PRIVACY POLICY – (REVISED MAY 2018 GDPR)
Business Name: Ideal Leisure/Ultimate Golf Service (‘IL’) Ultimate Golf Service is a brand within the Business registered as Ideal Leisure. Ideal Leisure is registered and compliant with the Information Commissioners Office (ICO) for client and stakeholder protection.
Company Contact details for queries: Chris Syme is the nominated Data Protection Officer and can be contacted on chris@ultimategolfservice.com or by mail at 132 Maryfield Park, Mid Calder, Scotland, EH12 5PN or by Phone on 01506 88 35 30
Topic: Data protection & Data Processing of Client Information
Date: 1st May 2018
The Business is a golf tour operator and visitor experience which provides visitors to Scotland, mainly, though other countries are provided, the chance to enjoy help, advice and action in booking trips and tours. The Business must process personal data so that it can provide these services – in doing so, the Business acts as a data controller.
You may give your personal details to the Business directly, such as on an application or registration form or via our website, or we may collect them from another source such as telephone enquiries received. The Business must have a legal basis for processing your personal data. For the purposes of providing you with services and/or information relating to roles relevant to you we will only use your personal data in accordance with the terms of the following statement.
- Collection and use of personal data
a. Purpose of processing customer enquiries and purchases
The Business will collect your personal data which typically will comprise your contact details (to communicate and arrange quotes), and will process such personal data for the purposes of providing you with tourism and travel services. This includes for example, contacting you about promotional opportunities, updating our databases, and developing and managing our services and relationship with you and our clients.
The legal bases we rely upon to offer these services to you are:
- Your consent granted when registering with us via our website or job board or by phone or by signing a consent form.
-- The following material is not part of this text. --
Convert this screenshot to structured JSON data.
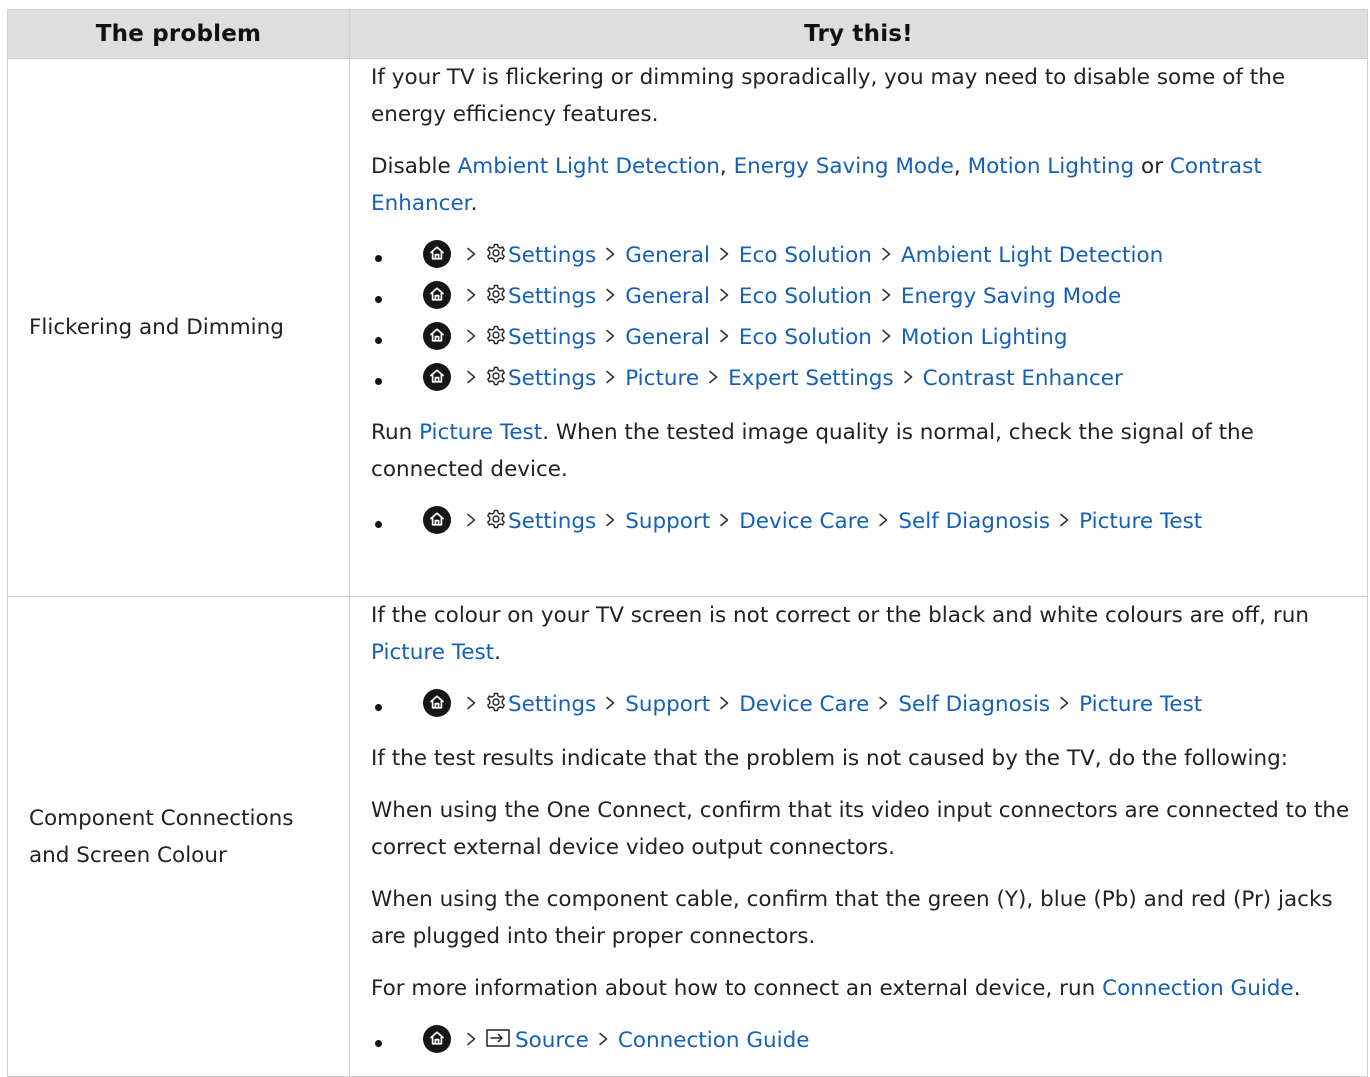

- Our legitimate interests which are: to try and find you the best visitor or tour experience, to keep you updated on current opportunities (1-2 times per month approx.), to keep our database up-to-date
- To comply with a legal or contractual obligation that we have with either you or our clients
- To fulfil an agreed obligation that we have with you
In reality, we may not even contact you this often. However you will have the opportunity to be removed from any future marketing communications if you wish.
b. Recipient/s of data
The Business will process your personal data with the following recipients:
- Potential accommodation and travel organisations only (we will endeavour to ensure that our clients are also compliant with GDPR wherever possible).
- We do not provide any of your data to any government organisations
- Please be assured that we do not ever sell information on our database to any 3rd parties.
- GDPR & business outside the EU
Our job-seeking services are global in nature and both in and out with the EU.
If you are seeking travel outside the EU you should be aware that Businesses outside the EU may not be GDPR compliant and that given the size of the clients we work with they are unlikely to be giving an express consent to be GDPR compliant. We will endeavour to ensure that they have a compliant data protection policy.
- Data retention
The Business will retain your personal data only for as long as is necessary for the purpose we collect it. Different laws may also require us to keep different data for different periods of time. At present our retention policy is to retain the data for six years which is in line with tax legislation to keep auditable accounting records for HMRC in the UK.
- Your rights
Please be aware that you have the following data protection rights:
- The right to be informed about the personal data the Business processes on you;
- The right of access to the personal data the Business processes on you;
- The right to rectification of your personal data;
- The right to erasure of your personal data in certain circumstances;
- The right to restrict processing of your personal data;
- The right to data portability in certain circumstances;
- The right not to be subjected to automated decision making and profiling; and
- The right to withdraw consent at any time.
If you believe that any of your data that the Business processes is incorrect or incomplete, please contact us using the details above and we will take reasonable steps to check its accuracy and correct it where necessary.
You can also contact us using the above details if you want us to restrict the type or amount of data we process for you, access your personal data or exercise any of the other rights listed above.
- Complaints or queries
If you wish to complain about this privacy notice or any of the procedures set out in it please contact the Data Protection Officer. The ICO is the body that governs data protection in the UK.